3. Asylum (Season 1, Episode 10)
Like many other first season episodes, this story takes a familiar trope of American horror and plays with it; in this case, a haunted mental hospital. Being trapped in a mid-twentieth century mental hospital is a terrifying thing in general, as the “treatments” inflicted on the patients, including electro-shock therapy, are horrific, and once in, it’s very difficult to get out. Even Quantum Leap did a scary episode on this particular theme.
The building is creepy enough by itself, all dripping water and abandoned medical equipment and a decapitated baby doll for some reason. The ghosts of the patients are unnerving as well, with their blank stares and the way they get way too close to the living in their attempts to help them. And of course, it’s the ghost of the doctor who performed the horrible treatments which is the scariest thing in the episode. Possessing Sam and making him shoot Dean and then attacking Dean more directly, Dr Ellicott is one of the nastiest ghosts the boys encounter.
2. Family Remains (Season 4, Episode 11)
The twist behind both ‘Family Remains’ and Season 1’s ‘The Benders’ – that flesh and blood humans are the real monsters – is essentially the same, and both regularly turn up on these lists. However, we think ‘Family Remains’ is ten times scarier than ‘The Benders’ because of the way it is set up.

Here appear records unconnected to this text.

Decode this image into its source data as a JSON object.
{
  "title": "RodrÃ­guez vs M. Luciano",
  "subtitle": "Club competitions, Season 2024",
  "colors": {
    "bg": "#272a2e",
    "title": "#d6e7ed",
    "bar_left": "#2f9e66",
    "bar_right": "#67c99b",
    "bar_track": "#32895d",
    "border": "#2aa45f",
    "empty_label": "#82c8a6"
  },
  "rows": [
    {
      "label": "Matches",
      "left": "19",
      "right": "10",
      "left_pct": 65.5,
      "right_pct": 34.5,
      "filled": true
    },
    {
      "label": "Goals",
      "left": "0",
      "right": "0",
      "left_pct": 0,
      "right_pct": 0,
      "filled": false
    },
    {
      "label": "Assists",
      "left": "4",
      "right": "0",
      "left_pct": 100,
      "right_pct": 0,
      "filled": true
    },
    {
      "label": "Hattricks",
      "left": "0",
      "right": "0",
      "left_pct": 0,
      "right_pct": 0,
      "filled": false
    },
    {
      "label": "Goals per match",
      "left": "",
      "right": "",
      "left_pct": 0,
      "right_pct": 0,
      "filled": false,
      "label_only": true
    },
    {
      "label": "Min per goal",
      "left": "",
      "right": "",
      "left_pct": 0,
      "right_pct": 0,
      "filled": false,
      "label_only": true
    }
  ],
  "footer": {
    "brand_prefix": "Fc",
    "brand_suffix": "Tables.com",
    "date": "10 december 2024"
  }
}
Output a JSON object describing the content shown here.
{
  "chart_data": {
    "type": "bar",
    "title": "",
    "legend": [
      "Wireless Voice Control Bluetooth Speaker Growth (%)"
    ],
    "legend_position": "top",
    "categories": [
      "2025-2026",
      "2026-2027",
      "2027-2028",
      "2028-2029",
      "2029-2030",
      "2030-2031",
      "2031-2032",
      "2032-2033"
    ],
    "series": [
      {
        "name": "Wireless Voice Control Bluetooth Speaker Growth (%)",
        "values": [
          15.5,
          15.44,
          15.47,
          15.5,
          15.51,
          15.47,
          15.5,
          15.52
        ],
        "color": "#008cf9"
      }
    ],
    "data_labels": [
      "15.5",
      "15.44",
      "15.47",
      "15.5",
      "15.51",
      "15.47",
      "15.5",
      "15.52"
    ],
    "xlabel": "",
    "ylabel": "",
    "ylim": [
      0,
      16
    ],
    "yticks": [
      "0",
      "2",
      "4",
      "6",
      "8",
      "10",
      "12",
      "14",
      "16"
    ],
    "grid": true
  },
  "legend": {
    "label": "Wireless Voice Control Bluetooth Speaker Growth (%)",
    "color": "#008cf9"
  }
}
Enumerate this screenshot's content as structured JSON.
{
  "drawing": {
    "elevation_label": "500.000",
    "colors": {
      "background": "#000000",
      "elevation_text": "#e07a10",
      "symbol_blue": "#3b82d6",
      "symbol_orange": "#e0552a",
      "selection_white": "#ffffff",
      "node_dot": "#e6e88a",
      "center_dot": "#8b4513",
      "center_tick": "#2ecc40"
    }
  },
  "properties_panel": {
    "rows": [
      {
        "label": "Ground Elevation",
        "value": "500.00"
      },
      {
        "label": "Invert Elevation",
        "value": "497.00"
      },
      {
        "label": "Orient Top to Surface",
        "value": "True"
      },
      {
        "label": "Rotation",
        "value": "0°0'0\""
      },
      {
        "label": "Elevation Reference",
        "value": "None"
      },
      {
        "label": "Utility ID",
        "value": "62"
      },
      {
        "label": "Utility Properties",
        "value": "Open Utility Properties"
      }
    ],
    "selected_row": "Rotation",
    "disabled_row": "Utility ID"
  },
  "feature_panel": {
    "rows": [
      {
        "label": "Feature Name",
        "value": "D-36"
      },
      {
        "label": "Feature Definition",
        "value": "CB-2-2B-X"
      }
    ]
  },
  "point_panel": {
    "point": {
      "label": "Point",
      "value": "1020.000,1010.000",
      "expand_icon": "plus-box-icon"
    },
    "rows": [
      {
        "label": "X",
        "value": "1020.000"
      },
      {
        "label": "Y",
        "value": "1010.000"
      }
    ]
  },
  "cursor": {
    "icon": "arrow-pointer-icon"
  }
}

Throughout most of ‘Family Remains’, you think you’re watching a ghost story. You even see the usual creepy little girl ghost, looking grubby and greyed out like all Supernatural ghosts – so far, so typical.

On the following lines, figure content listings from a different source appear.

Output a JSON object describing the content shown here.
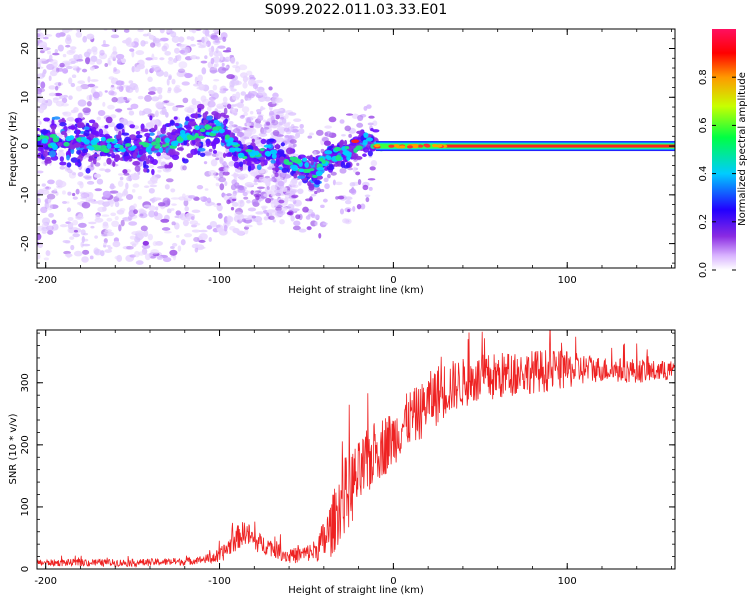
{
  "figure": {
    "title": "S099.2022.011.03.33.E01"
  },
  "colors": {
    "snr_line": "#ee2222",
    "colorbar": [
      "#ffffff",
      "#d9b3ff",
      "#8a2be2",
      "#2200ff",
      "#00ccff",
      "#00ff44",
      "#c8ff00",
      "#ff9900",
      "#ff0000",
      "#ff1060"
    ]
  },
  "chart_data": [
    {
      "type": "heatmap",
      "name": "spectrogram",
      "xlabel": "Height of straight line (km)",
      "ylabel": "Frequency (Hz)",
      "xlim": [
        -205,
        162
      ],
      "ylim": [
        -25,
        24
      ],
      "xticks": [
        -200,
        -100,
        0,
        100
      ],
      "yticks": [
        20,
        10,
        0,
        -10,
        -20
      ],
      "colorbar": {
        "label": "Normalized spectral amplitude",
        "range": [
          0,
          1
        ],
        "ticks": [
          "0.0",
          "0.2",
          "0.4",
          "0.6",
          "0.8"
        ]
      },
      "ridge": {
        "description_points_x": [
          -205,
          -190,
          -170,
          -150,
          -130,
          -115,
          -100,
          -95,
          -90,
          -80,
          -70,
          -60,
          -50,
          -45,
          -40,
          -35,
          -25,
          -18,
          -10,
          0,
          20,
          50,
          100,
          162
        ],
        "description_points_y": [
          0.5,
          1,
          0.5,
          -0.5,
          0.5,
          2.5,
          4,
          1,
          -1,
          -2,
          -1,
          -3.5,
          -4,
          -6,
          -3,
          -2,
          -1.5,
          1.5,
          0.5,
          -0.5,
          0,
          0,
          0,
          0
        ]
      }
    },
    {
      "type": "line",
      "name": "snr",
      "xlabel": "Height of straight line (km)",
      "ylabel": "SNR (10 * v/v)",
      "xlim": [
        -205,
        162
      ],
      "ylim": [
        0,
        385
      ],
      "xticks": [
        -200,
        -100,
        0,
        100
      ],
      "yticks": [
        0,
        100,
        200,
        300
      ],
      "series": [
        {
          "x": [
            -205,
            -180,
            -150,
            -120,
            -110,
            -100,
            -95,
            -90,
            -85,
            -80,
            -75,
            -70,
            -60,
            -50,
            -45,
            -40,
            -35,
            -30,
            -25,
            -20,
            -15,
            -10,
            -5,
            0,
            5,
            10,
            15,
            20,
            25,
            30,
            40,
            50,
            60,
            70,
            80,
            90,
            100,
            110,
            120,
            130,
            140,
            150,
            162
          ],
          "mean": [
            10,
            10,
            10,
            12,
            15,
            20,
            35,
            50,
            60,
            45,
            40,
            35,
            20,
            25,
            30,
            45,
            70,
            110,
            130,
            150,
            170,
            190,
            200,
            210,
            230,
            245,
            250,
            270,
            280,
            290,
            300,
            305,
            310,
            315,
            318,
            320,
            320,
            322,
            322,
            320,
            320,
            318,
            320
          ],
          "amp": [
            5,
            6,
            6,
            6,
            6,
            12,
            15,
            20,
            20,
            18,
            15,
            15,
            12,
            14,
            18,
            35,
            50,
            60,
            65,
            55,
            55,
            50,
            50,
            45,
            45,
            45,
            45,
            45,
            50,
            45,
            40,
            40,
            40,
            35,
            35,
            35,
            30,
            25,
            20,
            20,
            20,
            18,
            15
          ]
        }
      ]
    }
  ]
}
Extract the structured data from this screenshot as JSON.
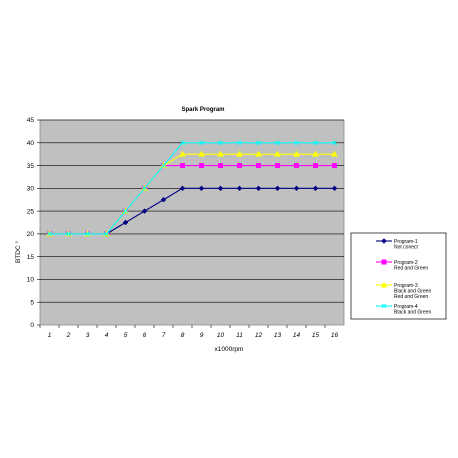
{
  "chart_data": {
    "type": "line",
    "title": "Spark Program",
    "xlabel": "x1000rpm",
    "ylabel": "BTDC °",
    "categories": [
      "1",
      "2",
      "3",
      "4",
      "5",
      "6",
      "7",
      "8",
      "9",
      "10",
      "11",
      "12",
      "13",
      "14",
      "15",
      "16"
    ],
    "ylim": [
      0,
      45
    ],
    "yticks": [
      0,
      5,
      10,
      15,
      20,
      25,
      30,
      35,
      40,
      45
    ],
    "grid": true,
    "legend_placement": "right",
    "series": [
      {
        "name": "Program-1",
        "sublabel": [
          "Not conect"
        ],
        "color": "#000080",
        "marker": "diamond",
        "values": [
          20,
          20,
          20,
          20,
          22.5,
          25,
          27.5,
          30,
          30,
          30,
          30,
          30,
          30,
          30,
          30,
          30
        ]
      },
      {
        "name": "Program-2",
        "sublabel": [
          "Red and Green"
        ],
        "color": "#ff00ff",
        "marker": "square",
        "values": [
          20,
          20,
          20,
          20,
          25,
          30,
          35,
          35,
          35,
          35,
          35,
          35,
          35,
          35,
          35,
          35
        ]
      },
      {
        "name": "Program-3",
        "sublabel": [
          "Black and Green",
          "Red and Green"
        ],
        "color": "#ffff00",
        "marker": "triangle",
        "values": [
          20,
          20,
          20,
          20,
          25,
          30,
          35,
          37.5,
          37.5,
          37.5,
          37.5,
          37.5,
          37.5,
          37.5,
          37.5,
          37.5
        ]
      },
      {
        "name": "Program-4",
        "sublabel": [
          "Black and Green"
        ],
        "color": "#00ffff",
        "marker": "x",
        "values": [
          20,
          20,
          20,
          20,
          25,
          30,
          35,
          40,
          40,
          40,
          40,
          40,
          40,
          40,
          40,
          40
        ]
      }
    ]
  },
  "colors": {
    "plot_background": "#c0c0c0",
    "gridline": "#000000"
  }
}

But then – the girl walks over a line of salt. The realisation that she is a living human girl (and accompanied by an equally alive and equally violent young boy) is horrifying on multiple levels. She can’t be stopped by the usual paraphernalia. Killing her is possible but morally complicated (this was back in Season 3 as well, when killing any human being was thought of as A Big Deal on the show). And she has been living in the walls of the house and murdering people, the product of incest and neglect. On top of all that, the expression on actor Mandy Playdon’s face is gloriously unhinged and will stay with you. She is by far the creepiest villain ever to have appeared on the show – with one exception…
1. No Exit (Season 2, Episode 6)
What’s scarier than a ghost? What’s scarier than a serial killer?

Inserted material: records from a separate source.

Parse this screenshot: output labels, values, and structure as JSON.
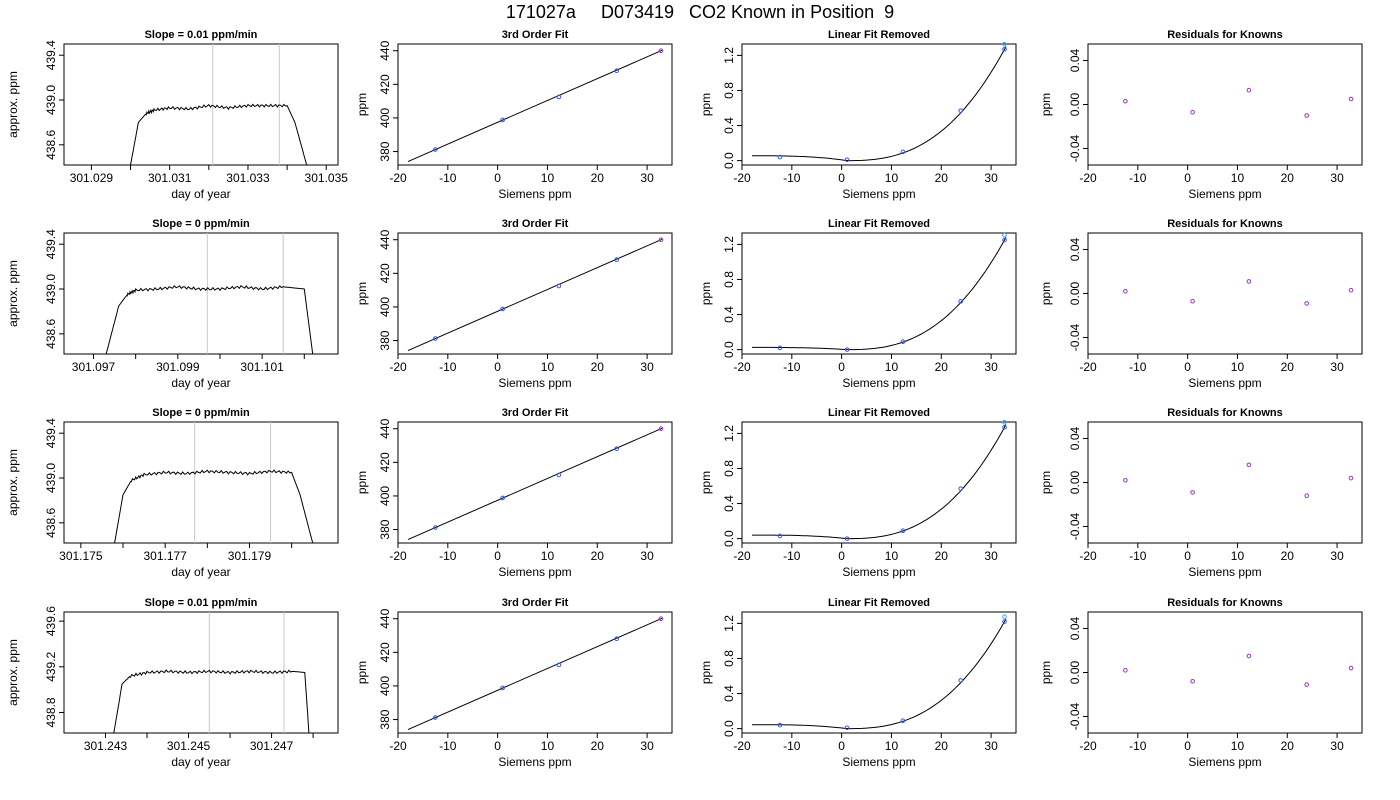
{
  "title": "171027a     D073419   CO2 Known in Position  9",
  "rows": [
    {
      "slope_title": "Slope =  0.01  ppm/min",
      "fit_title": "3rd Order Fit",
      "linfit_title": "Linear Fit Removed",
      "resid_title": "Residuals for Knowns",
      "time_xlabel": "day of year",
      "time_ylabel": "approx. ppm",
      "siemens_xlabel": "Siemens ppm",
      "ppm_ylabel": "ppm",
      "time_xlim": [
        301.0283,
        301.0353
      ],
      "time_xticks": [
        301.029,
        301.03,
        301.031,
        301.032,
        301.033,
        301.034,
        301.035
      ],
      "time_xticklabels": [
        "301.029",
        "",
        "301.031",
        "",
        "301.033",
        "",
        "301.035"
      ],
      "time_ylim": [
        438.42,
        439.5
      ],
      "time_yticks": [
        438.6,
        439.0,
        439.4
      ],
      "time_yticklabels": [
        "438.6",
        "439.0",
        "439.4"
      ],
      "time_vlines": [
        301.0321,
        301.0338
      ],
      "trace": {
        "start": 301.03,
        "rise_end": 301.0306,
        "plateau": 438.93,
        "plateau_end": 301.0341,
        "end": 301.0345,
        "points": [
          [
            301.03,
            438.42
          ],
          [
            301.0302,
            438.8
          ],
          [
            301.0304,
            438.88
          ],
          [
            301.0306,
            438.91
          ],
          [
            301.031,
            438.93
          ],
          [
            301.0315,
            438.92
          ],
          [
            301.032,
            438.95
          ],
          [
            301.0325,
            438.93
          ],
          [
            301.033,
            438.95
          ],
          [
            301.0335,
            438.95
          ],
          [
            301.034,
            438.95
          ],
          [
            301.0342,
            438.8
          ],
          [
            301.0345,
            438.42
          ]
        ]
      },
      "fit_points": [
        [
          -12.5,
          381.2
        ],
        [
          1.0,
          398.8
        ],
        [
          12.3,
          412.5
        ],
        [
          23.9,
          428.1
        ],
        [
          32.8,
          440.0
        ]
      ],
      "linfit_points": [
        [
          -12.4,
          0.04
        ],
        [
          1.1,
          0.01
        ],
        [
          12.3,
          0.1
        ],
        [
          23.9,
          0.57
        ],
        [
          32.7,
          1.27
        ]
      ],
      "linfit_curve_start": 0.055,
      "linfit_ylim": [
        -0.05,
        1.33
      ],
      "resid_points": [
        [
          -12.5,
          0.003
        ],
        [
          1.0,
          -0.007
        ],
        [
          12.3,
          0.013
        ],
        [
          23.9,
          -0.01
        ],
        [
          32.8,
          0.005
        ]
      ]
    },
    {
      "slope_title": "Slope =  0  ppm/min",
      "fit_title": "3rd Order Fit",
      "linfit_title": "Linear Fit Removed",
      "resid_title": "Residuals for Knowns",
      "time_xlabel": "day of year",
      "time_ylabel": "approx. ppm",
      "siemens_xlabel": "Siemens ppm",
      "ppm_ylabel": "ppm",
      "time_xlim": [
        301.0963,
        301.1028
      ],
      "time_xticks": [
        301.097,
        301.098,
        301.099,
        301.1,
        301.101,
        301.102
      ],
      "time_xticklabels": [
        "301.097",
        "",
        "301.099",
        "",
        "301.101",
        ""
      ],
      "time_ylim": [
        438.42,
        439.5
      ],
      "time_yticks": [
        438.6,
        439.0,
        439.4
      ],
      "time_yticklabels": [
        "438.6",
        "439.0",
        "439.4"
      ],
      "time_vlines": [
        301.0997,
        301.1015
      ],
      "trace": {
        "points": [
          [
            301.0973,
            438.42
          ],
          [
            301.0976,
            438.85
          ],
          [
            301.0978,
            438.95
          ],
          [
            301.098,
            438.99
          ],
          [
            301.0985,
            439.0
          ],
          [
            301.099,
            439.02
          ],
          [
            301.0995,
            439.0
          ],
          [
            301.1,
            439.0
          ],
          [
            301.1005,
            439.02
          ],
          [
            301.101,
            439.0
          ],
          [
            301.1015,
            439.02
          ],
          [
            301.102,
            439.0
          ],
          [
            301.1022,
            438.42
          ]
        ]
      },
      "fit_points": [
        [
          -12.5,
          381.2
        ],
        [
          1.0,
          398.8
        ],
        [
          12.3,
          412.5
        ],
        [
          23.9,
          428.1
        ],
        [
          32.8,
          440.0
        ]
      ],
      "linfit_points": [
        [
          -12.4,
          0.02
        ],
        [
          1.1,
          0.0
        ],
        [
          12.3,
          0.09
        ],
        [
          23.9,
          0.55
        ],
        [
          32.7,
          1.25
        ]
      ],
      "linfit_curve_start": 0.025,
      "linfit_ylim": [
        -0.05,
        1.33
      ],
      "resid_points": [
        [
          -12.5,
          0.002
        ],
        [
          1.0,
          -0.007
        ],
        [
          12.3,
          0.011
        ],
        [
          23.9,
          -0.009
        ],
        [
          32.8,
          0.003
        ]
      ]
    },
    {
      "slope_title": "Slope =  0  ppm/min",
      "fit_title": "3rd Order Fit",
      "linfit_title": "Linear Fit Removed",
      "resid_title": "Residuals for Knowns",
      "time_xlabel": "day of year",
      "time_ylabel": "approx. ppm",
      "siemens_xlabel": "Siemens ppm",
      "ppm_ylabel": "ppm",
      "time_xlim": [
        301.1746,
        301.1811
      ],
      "time_xticks": [
        301.175,
        301.176,
        301.177,
        301.178,
        301.179,
        301.18
      ],
      "time_xticklabels": [
        "301.175",
        "",
        "301.177",
        "",
        "301.179",
        ""
      ],
      "time_ylim": [
        438.42,
        439.5
      ],
      "time_yticks": [
        438.6,
        439.0,
        439.4
      ],
      "time_yticklabels": [
        "438.6",
        "439.0",
        "439.4"
      ],
      "time_vlines": [
        301.1777,
        301.1795
      ],
      "trace": {
        "points": [
          [
            301.1758,
            438.42
          ],
          [
            301.176,
            438.85
          ],
          [
            301.1762,
            438.98
          ],
          [
            301.1765,
            439.03
          ],
          [
            301.177,
            439.05
          ],
          [
            301.1775,
            439.04
          ],
          [
            301.178,
            439.06
          ],
          [
            301.1785,
            439.05
          ],
          [
            301.179,
            439.04
          ],
          [
            301.1795,
            439.06
          ],
          [
            301.18,
            439.05
          ],
          [
            301.1802,
            438.85
          ],
          [
            301.1805,
            438.42
          ]
        ]
      },
      "fit_points": [
        [
          -12.5,
          381.2
        ],
        [
          1.0,
          398.8
        ],
        [
          12.3,
          412.5
        ],
        [
          23.9,
          428.1
        ],
        [
          32.8,
          440.0
        ]
      ],
      "linfit_points": [
        [
          -12.4,
          0.03
        ],
        [
          1.1,
          0.0
        ],
        [
          12.3,
          0.09
        ],
        [
          23.9,
          0.57
        ],
        [
          32.7,
          1.27
        ]
      ],
      "linfit_curve_start": 0.04,
      "linfit_ylim": [
        -0.05,
        1.33
      ],
      "resid_points": [
        [
          -12.5,
          0.002
        ],
        [
          1.0,
          -0.009
        ],
        [
          12.3,
          0.016
        ],
        [
          23.9,
          -0.012
        ],
        [
          32.8,
          0.004
        ]
      ]
    },
    {
      "slope_title": "Slope =  0.01  ppm/min",
      "fit_title": "3rd Order Fit",
      "linfit_title": "Linear Fit Removed",
      "resid_title": "Residuals for Knowns",
      "time_xlabel": "day of year",
      "time_ylabel": "approx. ppm",
      "siemens_xlabel": "Siemens ppm",
      "ppm_ylabel": "ppm",
      "time_xlim": [
        301.242,
        301.2486
      ],
      "time_xticks": [
        301.243,
        301.244,
        301.245,
        301.246,
        301.247,
        301.248
      ],
      "time_xticklabels": [
        "301.243",
        "",
        "301.245",
        "",
        "301.247",
        ""
      ],
      "time_ylim": [
        438.62,
        439.68
      ],
      "time_yticks": [
        438.8,
        439.2,
        439.6
      ],
      "time_yticklabels": [
        "438.8",
        "439.2",
        "439.6"
      ],
      "time_vlines": [
        301.2455,
        301.2473
      ],
      "trace": {
        "points": [
          [
            301.2432,
            438.62
          ],
          [
            301.2434,
            439.05
          ],
          [
            301.2436,
            439.12
          ],
          [
            301.244,
            439.15
          ],
          [
            301.2445,
            439.16
          ],
          [
            301.245,
            439.15
          ],
          [
            301.2455,
            439.16
          ],
          [
            301.246,
            439.15
          ],
          [
            301.2465,
            439.16
          ],
          [
            301.247,
            439.15
          ],
          [
            301.2475,
            439.16
          ],
          [
            301.2478,
            439.15
          ],
          [
            301.2479,
            438.62
          ]
        ]
      },
      "fit_points": [
        [
          -12.5,
          381.2
        ],
        [
          1.0,
          398.8
        ],
        [
          12.3,
          412.5
        ],
        [
          23.9,
          428.1
        ],
        [
          32.8,
          440.0
        ]
      ],
      "linfit_points": [
        [
          -12.4,
          0.04
        ],
        [
          1.1,
          0.01
        ],
        [
          12.3,
          0.09
        ],
        [
          23.9,
          0.55
        ],
        [
          32.7,
          1.22
        ]
      ],
      "linfit_curve_start": 0.045,
      "linfit_ylim": [
        -0.05,
        1.33
      ],
      "resid_points": [
        [
          -12.5,
          0.002
        ],
        [
          1.0,
          -0.008
        ],
        [
          12.3,
          0.015
        ],
        [
          23.9,
          -0.011
        ],
        [
          32.8,
          0.004
        ]
      ]
    }
  ],
  "siemens_xlim": [
    -20,
    35
  ],
  "siemens_xticks": [
    -20,
    -10,
    0,
    10,
    20,
    30
  ],
  "fit_ylim": [
    372,
    444
  ],
  "fit_yticks": [
    380,
    400,
    420,
    440
  ],
  "fit_yticklabels": [
    "380",
    "400",
    "420",
    "440"
  ],
  "linfit_yticks": [
    0.0,
    0.4,
    0.8,
    1.2
  ],
  "linfit_yticklabels": [
    "0.0",
    "0.4",
    "0.8",
    "1.2"
  ],
  "resid_ylim": [
    -0.055,
    0.055
  ],
  "resid_yticks": [
    -0.04,
    0.0,
    0.04
  ],
  "resid_yticklabels": [
    "-0.04",
    "0.00",
    "0.04"
  ],
  "colors": {
    "point_blue": "#3355ff",
    "point_purple": "#9933cc",
    "point_cyan": "#33aaff",
    "vline": "#c8c8c8",
    "red_marker": "#ff0000"
  },
  "chart_data": {
    "type": "scatter",
    "title": "171027a     D073419   CO2 Known in Position  9",
    "panels_per_row": [
      "time series trace",
      "3rd Order Fit",
      "Linear Fit Removed",
      "Residuals for Knowns"
    ]
  }
}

The ghost of a serial killer, of course! This episode features the ghost of H. H. Holmes, who has sometimes – inaccurately – been referred to as America’s first serial killer.* His infamous “Murder Castle” full of hidden, rooms, secret passages and torture chambers – also exaggerated by press reports at the time – is the site of one of Jo Harvelle’s first hunts, and boy does she get a baptism of fire with this one!
By Season 14, as we have seen, real life serial killer John Wayne Gacy’s clown-attired ghost is rather wasted. But in Season 2, this idea was treated with utmost seriousness as a major threat. And what makes this episode really scary isn’t just the concept by itself. The execution is also flawless. Watching Jo struggle to crawl around tiny, claustrophobic spaces, pursued by the relentless ghost of a misogynistic multiple murderer is an exercise in tension and heart-pounding terror.
*Inaccuracy 1: H. H. Holmes was technically a person who killed several people, not a “serial killer” with a specific, repeated MO. Inaccuracy 2: “first reported” is not the same as “first”!